Однажды в восемь утра мне в дверь постучали. Я пошел открывать прямо в пижаме — там стоял инспектор иммиграционной службы.
— Одевайтесь. Вы арестованы.
Судя по всему, соседка накатала длинную кляузу — мол, я пью и безобразничаю. Кроме того, у меня не все документы в порядке — и где моя мексиканская жена, она ведь должна где-то быть? Офицеры иммиграционной службы уже настроились засадить меня в тюрьму, а потом депортировать как нежелательного иммигранта. Разумеется, все можно исправить каким-то количеством денег, но допрашивал меня сам начальник отдела депортации, а он на мелочь размениваться не станет. В конце концов, пришлось откупиться двумя сотнями долларов. По пути из иммиграционной службы домой я представлял себе, сколько бы мне пришлось выкладывать, если бы у меня в Мехико действительно имелся какой-то бизнес.

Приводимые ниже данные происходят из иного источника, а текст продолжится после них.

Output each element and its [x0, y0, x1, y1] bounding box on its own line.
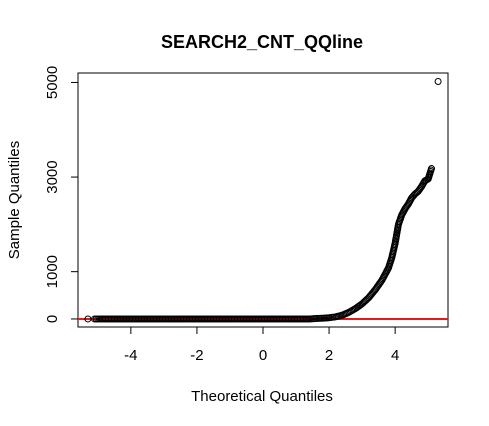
x-tick-label: 4: [391, 347, 399, 364]
y-tick-label: 3000: [44, 160, 61, 193]
x-tick-label: 2: [325, 347, 333, 364]
y-axis: 0 1000 3000 5000: [44, 66, 79, 323]
y-tick-label: 1000: [44, 255, 61, 288]
y-tick-label: 0: [44, 315, 61, 323]
y-tick-label: 5000: [44, 66, 61, 99]
data-points: [84, 78, 442, 323]
x-axis-label: Theoretical Quantiles: [191, 388, 333, 405]
qq-point: [84, 315, 92, 323]
x-axis: -4 -2 0 2 4: [124, 326, 399, 364]
qq-point: [427, 165, 435, 173]
qq-point: [434, 78, 442, 86]
y-axis-label: Sample Quantiles: [6, 141, 23, 259]
x-tick-label: -4: [124, 347, 137, 364]
x-tick-label: 0: [259, 347, 267, 364]
chart-title: SEARCH2_CNT_QQline: [161, 32, 363, 52]
x-tick-label: -2: [190, 347, 203, 364]
plot-frame: [77, 72, 449, 328]
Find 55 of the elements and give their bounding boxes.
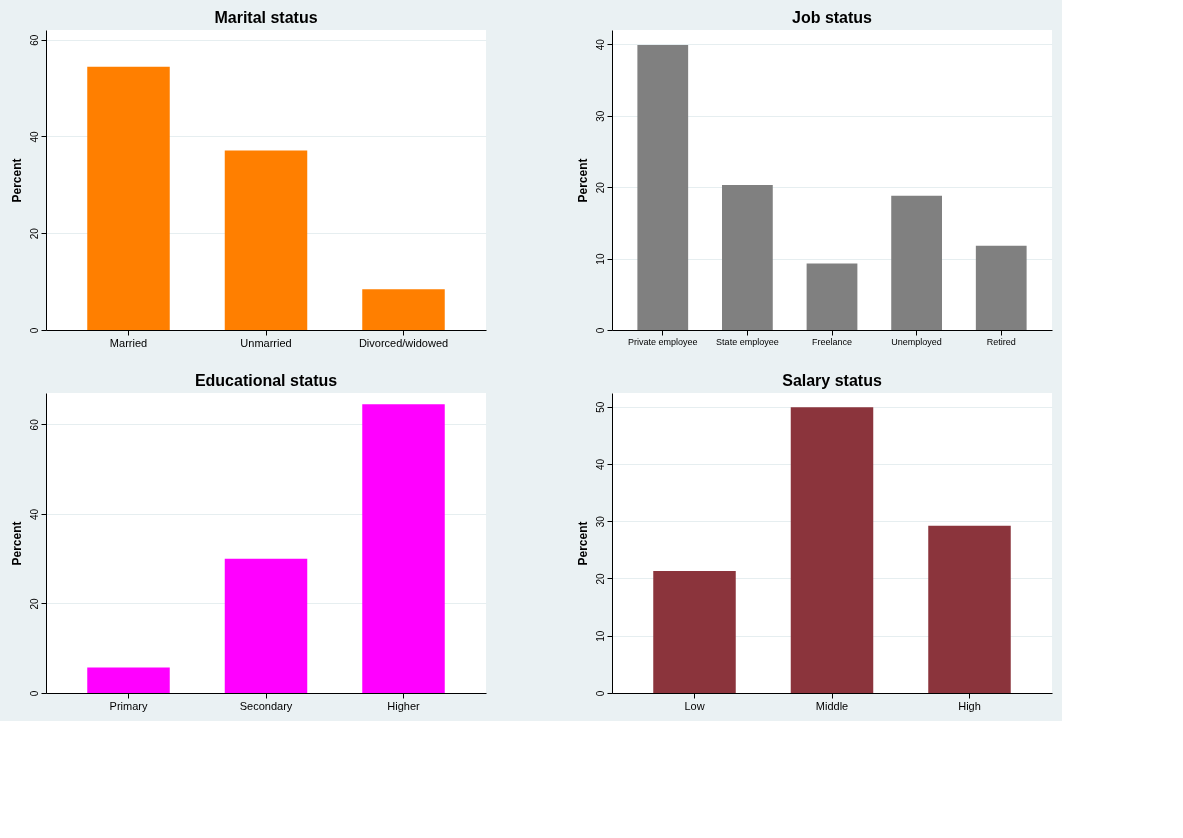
bar [224, 558, 308, 693]
y-tick-label: 40 [28, 130, 40, 143]
y-tick-label: 60 [28, 34, 40, 46]
y-tick-label: 30 [594, 515, 606, 528]
x-tick-label: Divorced/widowed [358, 336, 449, 349]
x-tick-label: State employee [716, 336, 779, 347]
x-tick-label: Secondary [239, 699, 293, 712]
bar [224, 150, 308, 330]
y-axis-title: Percent [575, 158, 590, 203]
y-tick-label: 40 [594, 38, 606, 51]
x-tick-label: Retired [986, 336, 1016, 347]
bar [722, 185, 773, 330]
y-tick-label: 10 [594, 630, 606, 642]
y-tick-label: 30 [594, 110, 606, 122]
bar [637, 45, 689, 330]
x-tick-label: High [958, 699, 981, 712]
bar [975, 245, 1027, 330]
y-tick-label: 50 [594, 401, 606, 413]
chart-title: Salary status [782, 372, 882, 389]
bar [362, 289, 445, 330]
chart-title: Educational status [194, 372, 338, 389]
x-tick-label: Private employee [628, 336, 698, 347]
x-tick-label: Freelance [811, 336, 853, 347]
bar [87, 66, 170, 330]
bar [87, 667, 170, 693]
y-tick-label: 60 [28, 418, 40, 431]
y-tick-label: 0 [594, 327, 606, 334]
bar [891, 195, 942, 330]
y-tick-label: 20 [28, 227, 40, 240]
y-tick-label: 0 [28, 690, 40, 697]
x-tick-label: Middle [815, 699, 849, 712]
y-axis-title: Percent [9, 521, 24, 566]
y-tick-label: 0 [28, 327, 40, 334]
x-tick-label: Primary [109, 699, 148, 712]
y-tick-label: 40 [28, 508, 40, 520]
y-axis-title: Percent [575, 521, 590, 566]
bar [790, 407, 874, 693]
x-tick-label: Low [684, 699, 705, 712]
y-axis-title: Percent [9, 158, 24, 203]
x-tick-label: Married [109, 336, 148, 349]
bar [362, 404, 445, 693]
x-tick-label: Unmarried [240, 336, 292, 349]
x-tick-label: Higher [387, 699, 421, 712]
y-tick-label: 20 [28, 597, 40, 610]
bar [928, 525, 1011, 693]
y-tick-label: 20 [594, 573, 606, 585]
y-tick-label: 20 [594, 181, 606, 194]
chart-title: Job status [791, 9, 873, 26]
x-tick-label: Unemployed [891, 336, 942, 347]
y-tick-label: 0 [594, 690, 606, 697]
chart-title: Marital status [214, 9, 318, 26]
y-tick-label: 40 [594, 458, 606, 471]
bar [806, 263, 858, 330]
bar [653, 571, 736, 693]
y-tick-label: 10 [594, 253, 606, 265]
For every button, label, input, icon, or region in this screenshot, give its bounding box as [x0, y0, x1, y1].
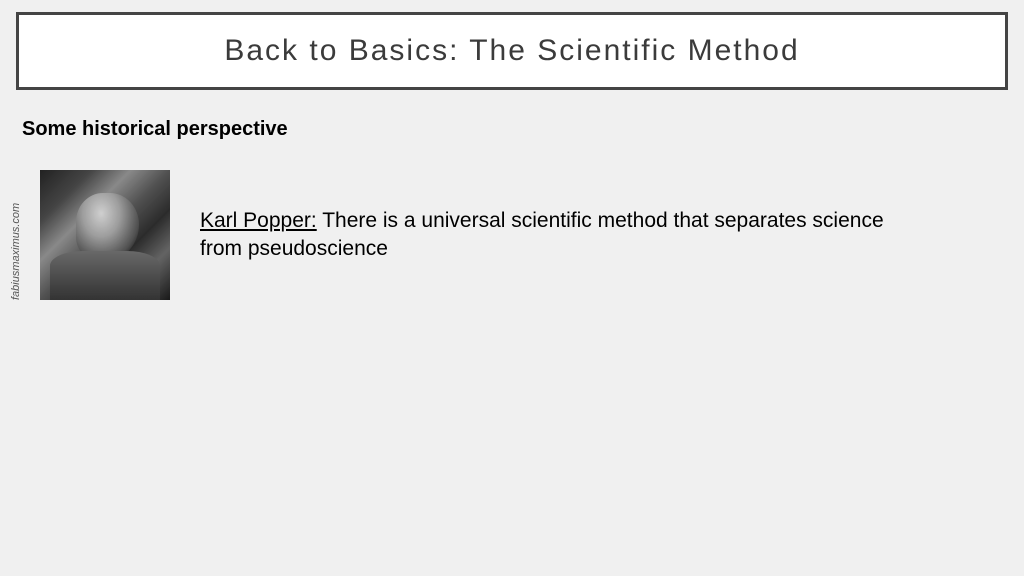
slide-subheading: Some historical perspective	[22, 118, 288, 141]
portrait-wrap: fabiusmaximus.com	[40, 170, 170, 300]
title-box: Back to Basics: The Scientific Method	[16, 12, 1008, 90]
portrait-image	[40, 170, 170, 300]
slide-title: Back to Basics: The Scientific Method	[224, 34, 799, 68]
image-credit: fabiusmaximus.com	[10, 203, 22, 300]
person-name: Karl Popper:	[200, 209, 317, 232]
person-description: Karl Popper: There is a universal scient…	[200, 207, 920, 264]
content-row: fabiusmaximus.com Karl Popper: There is …	[40, 170, 964, 300]
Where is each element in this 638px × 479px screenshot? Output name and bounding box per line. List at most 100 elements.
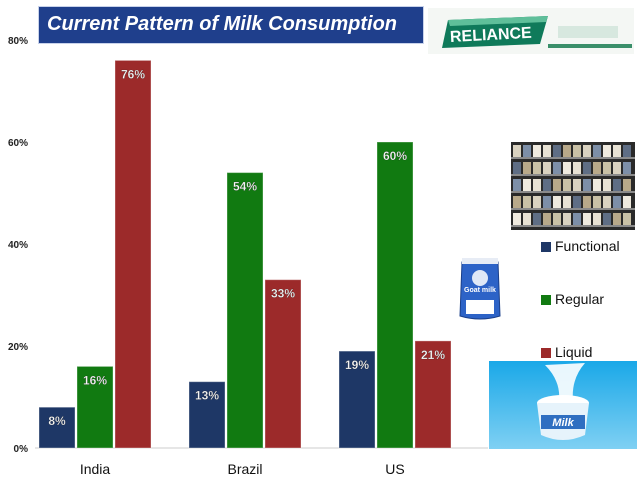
- data-label: 8%: [48, 414, 66, 428]
- y-tick-label: 40%: [8, 240, 28, 251]
- shelf-product: [573, 196, 581, 208]
- legend-label-functional: Functional: [555, 238, 620, 254]
- shelf-product: [623, 162, 631, 174]
- data-label: 19%: [345, 358, 369, 372]
- shelf-product: [613, 162, 621, 174]
- shelf-product: [513, 145, 521, 157]
- shelf-product: [573, 162, 581, 174]
- shelf-product: [563, 196, 571, 208]
- bar-regular-brazil: [226, 172, 264, 449]
- x-tick-label: Brazil: [227, 461, 262, 477]
- shelf-product: [533, 179, 541, 191]
- shelf-product: [623, 196, 631, 208]
- y-tick-label: 80%: [8, 36, 28, 47]
- y-tick-label: 0%: [14, 444, 29, 455]
- x-tick-label: India: [80, 461, 111, 477]
- shelf-product: [603, 145, 611, 157]
- shelf-product: [543, 213, 551, 225]
- shelf-product: [553, 196, 561, 208]
- shelf-product: [553, 145, 561, 157]
- shelf-product: [533, 196, 541, 208]
- legend-swatch-functional: [541, 242, 551, 252]
- shelf-product: [553, 179, 561, 191]
- shelf-product: [533, 213, 541, 225]
- shelf-product: [603, 196, 611, 208]
- shelf-product: [573, 179, 581, 191]
- data-label: 16%: [83, 373, 107, 387]
- legend-item-functional: Functional: [541, 238, 620, 254]
- milk-splash-image: Milk: [489, 361, 637, 449]
- shelf-product: [583, 196, 591, 208]
- legend-swatch-liquid: [541, 348, 551, 358]
- svg-text:Milk: Milk: [552, 417, 574, 429]
- shelf-product: [623, 145, 631, 157]
- svg-text:RELIANCE: RELIANCE: [450, 25, 533, 46]
- bar-liquid-us: [414, 340, 452, 449]
- shelf-product: [513, 213, 521, 225]
- y-tick-label: 20%: [8, 342, 28, 353]
- legend-swatch-regular: [541, 295, 551, 305]
- shelf-product: [563, 179, 571, 191]
- legend-item-regular: Regular: [541, 291, 604, 307]
- x-tick-label: US: [385, 461, 404, 477]
- shelf-product: [513, 196, 521, 208]
- shelf-edge: [511, 191, 635, 193]
- bar-liquid-india: [114, 59, 152, 449]
- shelf-product: [593, 145, 601, 157]
- svg-text:Goat milk: Goat milk: [464, 287, 496, 294]
- shelf-product: [593, 162, 601, 174]
- data-label: 76%: [121, 67, 145, 81]
- y-tick-label: 60%: [8, 138, 28, 149]
- shelf-product: [533, 162, 541, 174]
- shelf-product: [543, 162, 551, 174]
- data-label: 13%: [195, 389, 219, 403]
- shelf-product: [603, 179, 611, 191]
- shelf-product: [553, 213, 561, 225]
- shelf-product: [603, 162, 611, 174]
- shelf-product: [533, 145, 541, 157]
- shelf-product: [513, 179, 521, 191]
- shelf-product: [573, 213, 581, 225]
- shelf-product: [553, 162, 561, 174]
- shelf-product: [523, 213, 531, 225]
- bar-functional-us: [338, 350, 376, 449]
- shelf-product: [613, 179, 621, 191]
- goat-milk-pack-icon: Goat milk: [459, 258, 501, 320]
- shelf-product: [613, 196, 621, 208]
- shelf-product: [593, 179, 601, 191]
- shelf-product: [543, 196, 551, 208]
- shelf-edge: [511, 225, 635, 227]
- shelf-product: [523, 145, 531, 157]
- legend-label-liquid: Liquid: [555, 344, 593, 360]
- shelf-product: [583, 213, 591, 225]
- shelf-product: [593, 196, 601, 208]
- legend-label-regular: Regular: [555, 291, 605, 307]
- shelf-product: [593, 213, 601, 225]
- bar-functional-brazil: [188, 381, 226, 449]
- shelf-product: [583, 145, 591, 157]
- shelf-product: [523, 162, 531, 174]
- shelf-product: [623, 213, 631, 225]
- shelf-product: [563, 213, 571, 225]
- chart-title-box: Current Pattern of Milk Consumption: [38, 6, 424, 44]
- shelf-product: [563, 162, 571, 174]
- bar-functional-india: [38, 406, 76, 449]
- shelf-product: [623, 179, 631, 191]
- data-label: 21%: [421, 348, 445, 362]
- shelf-product: [513, 162, 521, 174]
- reliance-logo-icon: RELIANCE: [428, 8, 634, 54]
- shelf-product: [583, 179, 591, 191]
- data-label: 60%: [383, 149, 407, 163]
- data-label: 33%: [271, 287, 295, 301]
- shelf-product: [523, 179, 531, 191]
- bar-regular-us: [376, 141, 414, 449]
- shelf-product: [613, 213, 621, 225]
- shelf-edge: [511, 157, 635, 159]
- chart-title: Current Pattern of Milk Consumption: [47, 13, 397, 35]
- shelf-product: [583, 162, 591, 174]
- bar-liquid-brazil: [264, 279, 302, 449]
- shelf-product: [543, 179, 551, 191]
- shelf-edge: [511, 208, 635, 210]
- store-shelves-image: [511, 142, 635, 230]
- shelf-product: [613, 145, 621, 157]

Я подумал о тех нескончаемых проблемах, с которыми сталкивались трое американских хозяев бара «Эй, на борту!». Сначала к ним за mordida постоянно захаживали полицейские, потом зачастили санитарные инспекторы, потом — снова фараоны: искали, к чему бы придраться, чтобы хапнуть с заведения побольше. Одного официанта увезли в город и избили до полусмерти. Хотели знать, где прячут труп Келли; сколько женщин изнасиловали в баре; кто поставляет дурь; и так далее. Келли был американским хипстером, которого подстрелили в «Эй, на борту!» за полгода до этого — он поправился и теперь служил в армии США. Ни одну тетку там ни разу не изнасиловали, а траву не курили вообще. К этому времени я совершенно отказался от мысли открывать в Мексике бар.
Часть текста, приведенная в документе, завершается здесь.